I also need to touch on some common sense practices that most people do anyway, but are very important if you have a medical or physical impairment. Staying hydrated, eating properly and timely, as well as keeping your medication on correct schedule. Especially with a vestibular disorder or any brain injury make sure you take several rest breaks or just some quite time. I did this when others went on a ride that I couldn’t do. Finally, don’t dwell on your disorder. Everyone was there to have fun and relax, including me. I tried staying upbeat and positive and laughed and smiled more during that week then I have in a long while. I also wanted to be prepared in case someone asked why I was using a wheelchair, because there were times that I stood and walked and acted like I was a normal person. I decided that I would use the opportunity to educate people about how this disorder feels and how hard it is to do simple things sometimes. Education is the key to helping others understand so they can empathize with what we are going through.

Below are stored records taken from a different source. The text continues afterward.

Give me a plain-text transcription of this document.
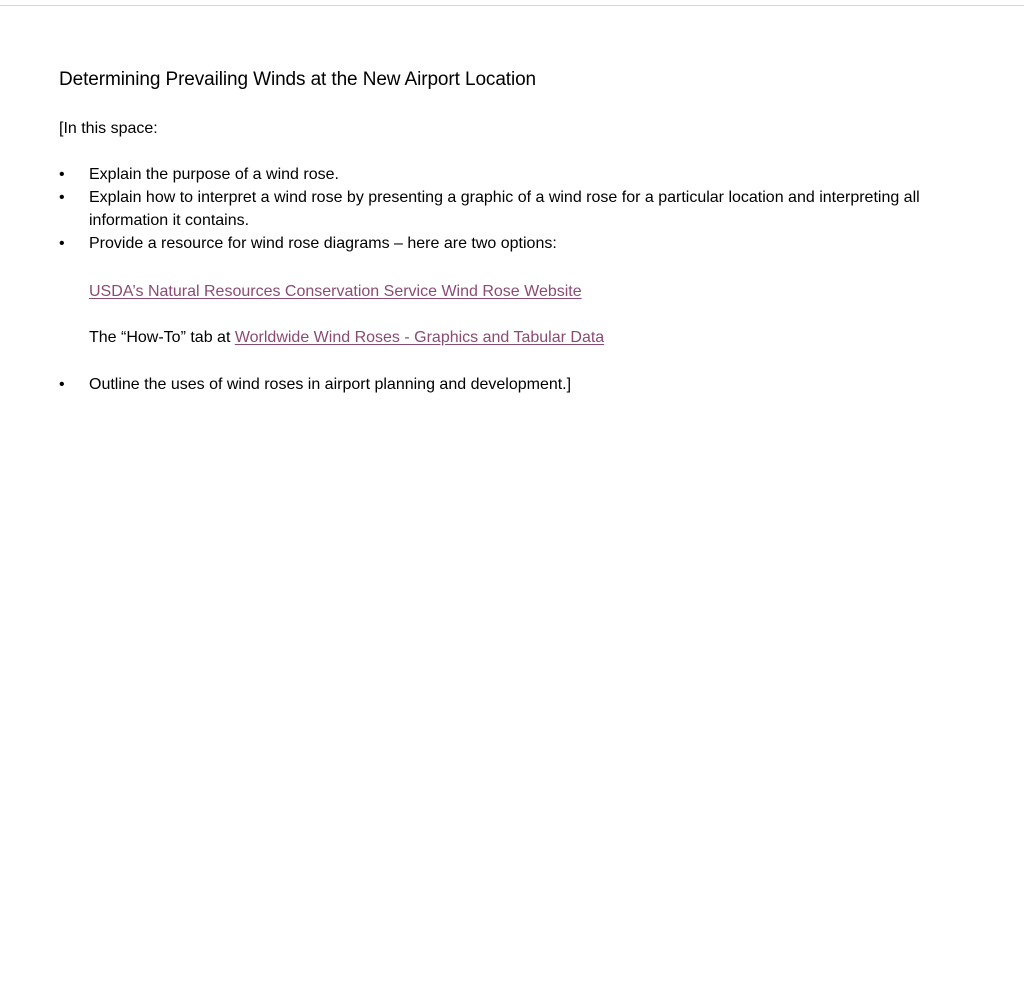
Determining Prevailing Winds at the New Airport Location
[In this space:
• Explain the purpose of a wind rose.
• Explain how to interpret a wind rose by presenting a graphic of a wind rose for a particular location and interpreting all information it contains.
• Provide a resource for wind rose diagrams – here are two options:
USDA’s Natural Resources Conservation Service Wind Rose Website
The “How-To” tab at Worldwide Wind Roses - Graphics and Tabular Data
• Outline the uses of wind roses in airport planning and development.]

Lastly, I would like to tell you how my actual vacation went, what kinds of obstacles I faced, and what kinds of challenges I overcame. First of all, I would like to take a few minutes to thank my entire family who all contributed to my successful vacation. They helped me by pushing my wheelchair and slowing down so I would feel comfortable. My wife who has stood behind me 100 percent since day one after my stroke is always my rock, and she watched out for me to make sure I wasn’t overdoing it. Using the wheelchair helped me tremendously cut down on my dizziness, but getting around a site as large as Disney had some challenges. Stores as well as streets and sidewalks are continually crowed and navigating a wheelchair is much harder then I imagined. I commend people who have to do it all the time. I went on most rides except for a couple of extreme rides that my wife wouldn’t budge as I tried to persuade her to let me try them. That was probably the right decision on her part. Overall we all had a great time we learned a lot about vacationing, our family and the respect we all have for people with a disability.

I hope to encourage others with a vestibular disorder to take a well deserved vacation. Although it takes planning, dedication, communication, and a lot of will, all of us deserve a vacation to help reset our goals and our lives. Although you may not want to take on the extreme craziness of Disney, you can still plan some time away, even if it’s just a few days. Hopefully my journey will lead to your journey. Thank you very much for taking a few minutes listen to my perspective.